Bektaşî Şairleri ve Nefesleri/Hayretî

HAYRETÎ

XVI ncı asrın maruf Bektaşîlerindendir. Vardar Yenicesinde doğdu. Tezkirelerde intisab ettiği tarikat hakkında sarih bir kayıd yoktur. Fakat bizzat kendisi bir manzumesinde:

Şâh hakkıyçün bugün ey Hayretî hayrân ü zâr
Hânkah-i aşk içinde baş açık Bektaşiyiz

diyor. Üsküdar'da Selimağa kütüphanesindeki iki yazma divanıyla Millet Kütüphanesindeki çok kıymetli bir mecmuada da Balım Sultan mensublarından olduğunu bildiren bir gazeli münderiçtir.

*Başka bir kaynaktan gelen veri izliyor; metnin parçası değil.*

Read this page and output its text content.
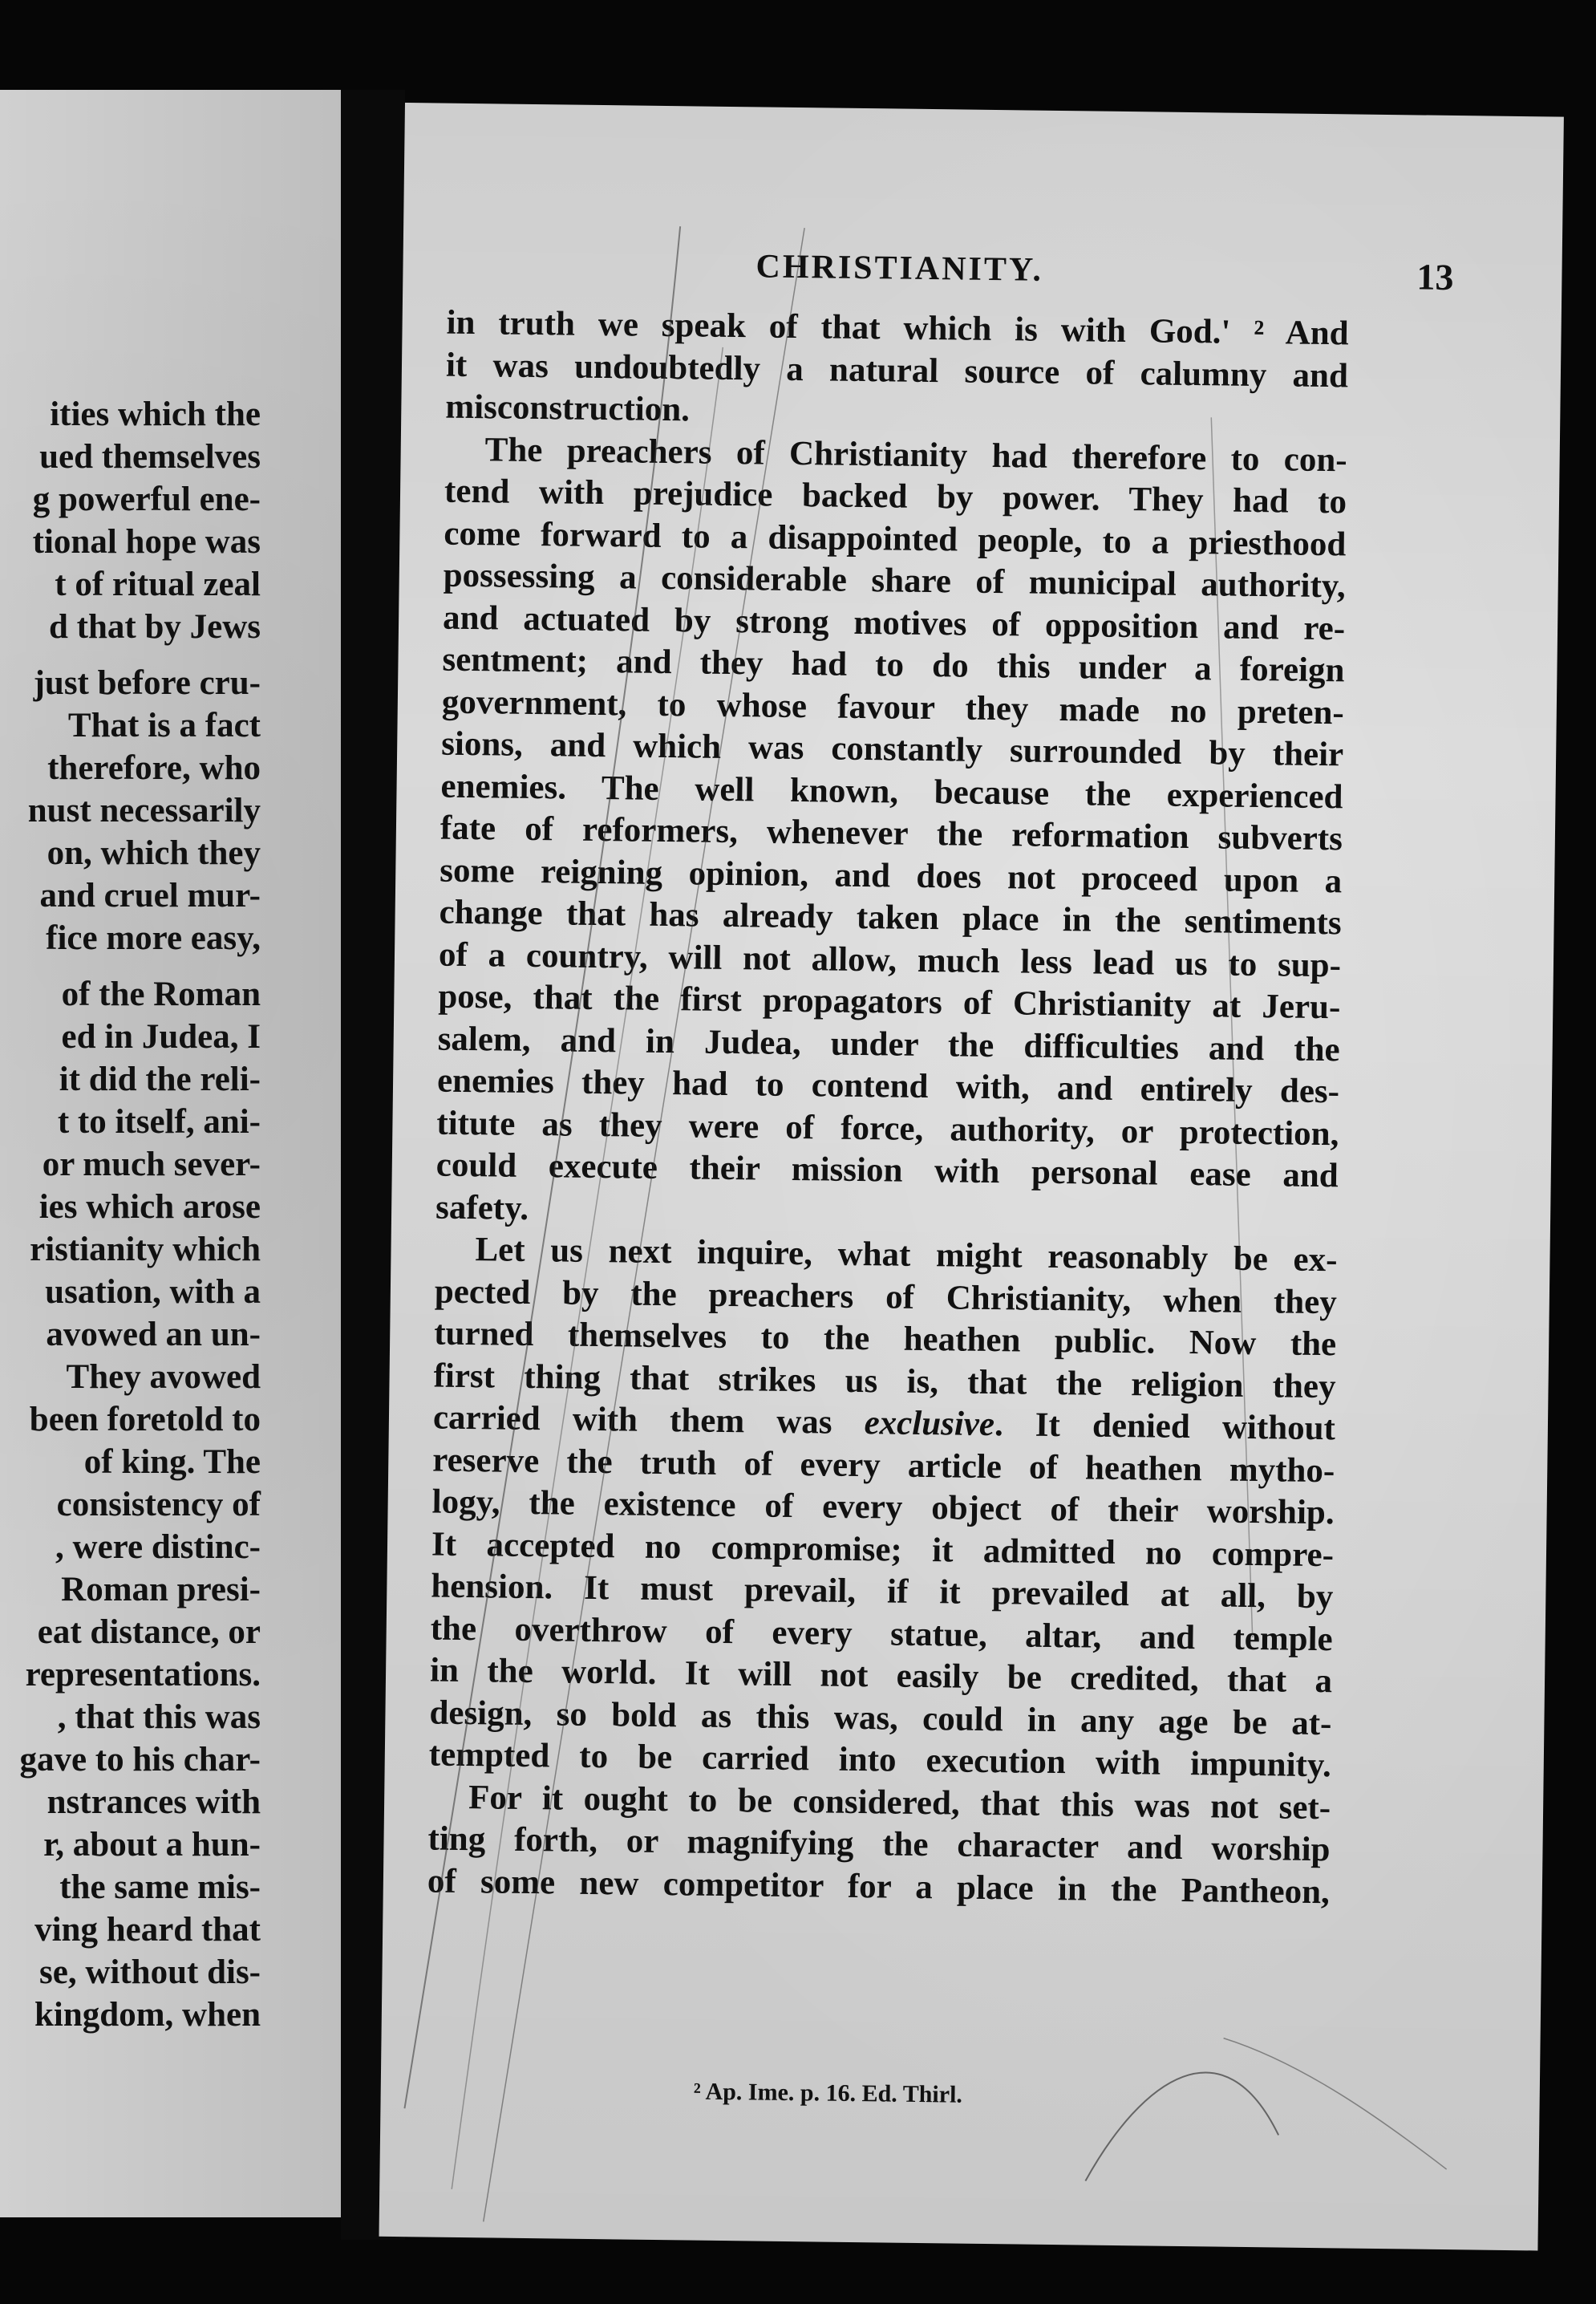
ities which the
ued themselves
g powerful ene-
tional hope was
t of ritual zeal
d that by Jews
just before cru-
That is a fact
therefore, who
nust necessarily
on, which they
and cruel mur-
fice more easy,
of the Roman
ed in Judea, I
it did the reli-
t to itself, ani-
or much sever-
ies which arose
ristianity which
usation, with a
avowed an un-
They avowed
been foretold to
of king. The
consistency of
, were distinc-
Roman presi-
eat distance, or
representations.
, that this was
gave to his char-
nstrances with
r, about a hun-
the same mis-
ving heard that
se, without dis-
kingdom, when
CHRISTIANITY.	13
in truth we speak of that which is with God.' ² And
it was undoubtedly a natural source of calumny and
misconstruction.
The preachers of Christianity had therefore to con-
tend with prejudice backed by power. They had to
come forward to a disappointed people, to a priesthood
possessing a considerable share of municipal authority,
and actuated by strong motives of opposition and re-
sentment; and they had to do this under a foreign
government, to whose favour they made no preten-
sions, and which was constantly surrounded by their
enemies. The well known, because the experienced
fate of reformers, whenever the reformation subverts
some reigning opinion, and does not proceed upon a
change that has already taken place in the sentiments
of a country, will not allow, much less lead us to sup-
pose, that the first propagators of Christianity at Jeru-
salem, and in Judea, under the difficulties and the
enemies they had to contend with, and entirely des-
titute as they were of force, authority, or protection,
could execute their mission with personal ease and
safety.
Let us next inquire, what might reasonably be ex-
pected by the preachers of Christianity, when they
turned themselves to the heathen public. Now the
first thing that strikes us is, that the religion they
carried with them was exclusive. It denied without
reserve the truth of every article of heathen mytho-
logy, the existence of every object of their worship.
It accepted no compromise; it admitted no compre-
hension. It must prevail, if it prevailed at all, by
the overthrow of every statue, altar, and temple
in the world. It will not easily be credited, that a
design, so bold as this was, could in any age be at-
tempted to be carried into execution with impunity.
For it ought to be considered, that this was not set-
ting forth, or magnifying the character and worship
of some new competitor for a place in the Pantheon,
² Ap. Ime. p. 16. Ed. Thirl.
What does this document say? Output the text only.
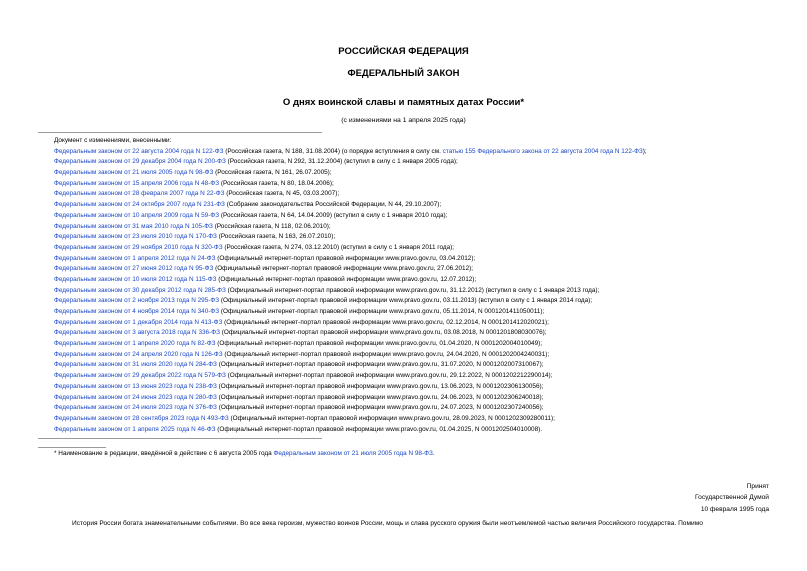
РОССИЙСКАЯ ФЕДЕРАЦИЯ
ФЕДЕРАЛЬНЫЙ ЗАКОН
О днях воинской славы и памятных датах России*
(с изменениями на 1 апреля 2025 года)
Документ с изменениями, внесенными:
Федеральным законом от 22 августа 2004 года N 122-ФЗ (Российская газета, N 188, 31.08.2004) (о порядке вступления в силу см. статью 155 Федерального закона от 22 августа 2004 года N 122-ФЗ);
Федеральным законом от 29 декабря 2004 года N 200-ФЗ (Российская газета, N 292, 31.12.2004) (вступил в силу с 1 января 2005 года);
Федеральным законом от 21 июля 2005 года N 98-ФЗ (Российская газета, N 161, 26.07.2005);
Федеральным законом от 15 апреля 2006 года N 48-ФЗ (Российская газета, N 80, 18.04.2006);
Федеральным законом от 28 февраля 2007 года N 22-ФЗ (Российская газета, N 45, 03.03.2007);
Федеральным законом от 24 октября 2007 года N 231-ФЗ (Собрание законодательства Российской Федерации, N 44, 29.10.2007);
Федеральным законом от 10 апреля 2009 года N 59-ФЗ (Российская газета, N 64, 14.04.2009) (вступил в силу с 1 января 2010 года);
Федеральным законом от 31 мая 2010 года N 105-ФЗ (Российская газета, N 118, 02.06.2010);
Федеральным законом от 23 июля 2010 года N 170-ФЗ (Российская газета, N 163, 26.07.2010);
Федеральным законом от 29 ноября 2010 года N 320-ФЗ (Российская газета, N 274, 03.12.2010) (вступил в силу с 1 января 2011 года);
Федеральным законом от 1 апреля 2012 года N 24-ФЗ (Официальный интернет-портал правовой информации www.pravo.gov.ru, 03.04.2012);
Федеральным законом от 27 июня 2012 года N 95-ФЗ (Официальный интернет-портал правовой информации www.pravo.gov.ru, 27.06.2012);
Федеральным законом от 10 июля 2012 года N 115-ФЗ (Официальный интернет-портал правовой информации www.pravo.gov.ru, 12.07.2012);
Федеральным законом от 30 декабря 2012 года N 285-ФЗ (Официальный интернет-портал правовой информации www.pravo.gov.ru, 31.12.2012) (вступил в силу с 1 января 2013 года);
Федеральным законом от 2 ноября 2013 года N 295-ФЗ (Официальный интернет-портал правовой информации www.pravo.gov.ru, 03.11.2013) (вступил в силу с 1 января 2014 года);
Федеральным законом от 4 ноября 2014 года N 340-ФЗ (Официальный интернет-портал правовой информации www.pravo.gov.ru, 05.11.2014, N 0001201411050011);
Федеральным законом от 1 декабря 2014 года N 413-ФЗ (Официальный интернет-портал правовой информации www.pravo.gov.ru, 02.12.2014, N 0001201412020021);
Федеральным законом от 3 августа 2018 года N 336-ФЗ (Официальный интернет-портал правовой информации www.pravo.gov.ru, 03.08.2018, N 0001201808030076);
Федеральным законом от 1 апреля 2020 года N 82-ФЗ (Официальный интернет-портал правовой информации www.pravo.gov.ru, 01.04.2020, N 0001202004010049);
Федеральным законом от 24 апреля 2020 года N 126-ФЗ (Официальный интернет-портал правовой информации www.pravo.gov.ru, 24.04.2020, N 0001202004240031);
Федеральным законом от 31 июля 2020 года N 284-ФЗ (Официальный интернет-портал правовой информации www.pravo.gov.ru, 31.07.2020, N 0001202007310067);
Федеральным законом от 29 декабря 2022 года N 579-ФЗ (Официальный интернет-портал правовой информации www.pravo.gov.ru, 29.12.2022, N 0001202212290014);
Федеральным законом от 13 июня 2023 года N 238-ФЗ (Официальный интернет-портал правовой информации www.pravo.gov.ru, 13.06.2023, N 0001202306130056);
Федеральным законом от 24 июня 2023 года N 280-ФЗ (Официальный интернет-портал правовой информации www.pravo.gov.ru, 24.06.2023, N 0001202306240018);
Федеральным законом от 24 июля 2023 года N 376-ФЗ (Официальный интернет-портал правовой информации www.pravo.gov.ru, 24.07.2023, N 0001202307240056);
Федеральным законом от 28 сентября 2023 года N 493-ФЗ (Официальный интернет-портал правовой информации www.pravo.gov.ru, 28.09.2023, N 0001202309280011);
Федеральным законом от 1 апреля 2025 года N 46-ФЗ (Официальный интернет-портал правовой информации www.pravo.gov.ru, 01.04.2025, N 0001202504010008).
* Наименование в редакции, введённой в действие с 6 августа 2005 года Федеральным законом от 21 июля 2005 года N 98-ФЗ.
Принят
Государственной Думой
10 февраля 1995 года
История России богата знаменательными событиями. Во все века героизм, мужество воинов России, мощь и слава русского оружия были неотъемлемой частью величия Российского государства. Помимо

Lâtifî de onun «Derviş meşreb ve Câferî mezheb» olduğunu bildirmektedir. Filhakika şairin İmâmiye akidelerini pek canlı bir şekilde terennüm ettiğini görüyoruz. Ve Anadolu Türkleri arasında bu tarz şiirin en kuvvetli mümessili olarak hiç şüphe yok ki o gösterilebilir. Hayatının son demlerinde gözlerini kaybeden bu değerli şair 941 (M. 1534) de vefat etti. Ve kendi uyandırdığı dergâha defn edildi.
حيثى آه دوردن كوݯدى

mısraı, ölüm yılını gösterir.

Lâtifi diyor ki:

«Mezarı diyâr-ı mezbûrda kendi vaz’ettiği zâviyededir. Mecma’-i yârân ve ziyâretgâh-ı rindan olmuştur. Ol vilâyetin hâlis-ül i’tikad ve sadık-ul-fuâdları hulûs-i i’tikad ile divânın­dan tefe’ül ederler. Tab’-ı nâsa mülâyim hoş âyende ve küşâde ve âşıkane ve sâde eş’ârı vardır. Fi zamâninâ şi’r ile şöhret ve divânı halk mâbeyninde tamâm rağbet bulmuştur».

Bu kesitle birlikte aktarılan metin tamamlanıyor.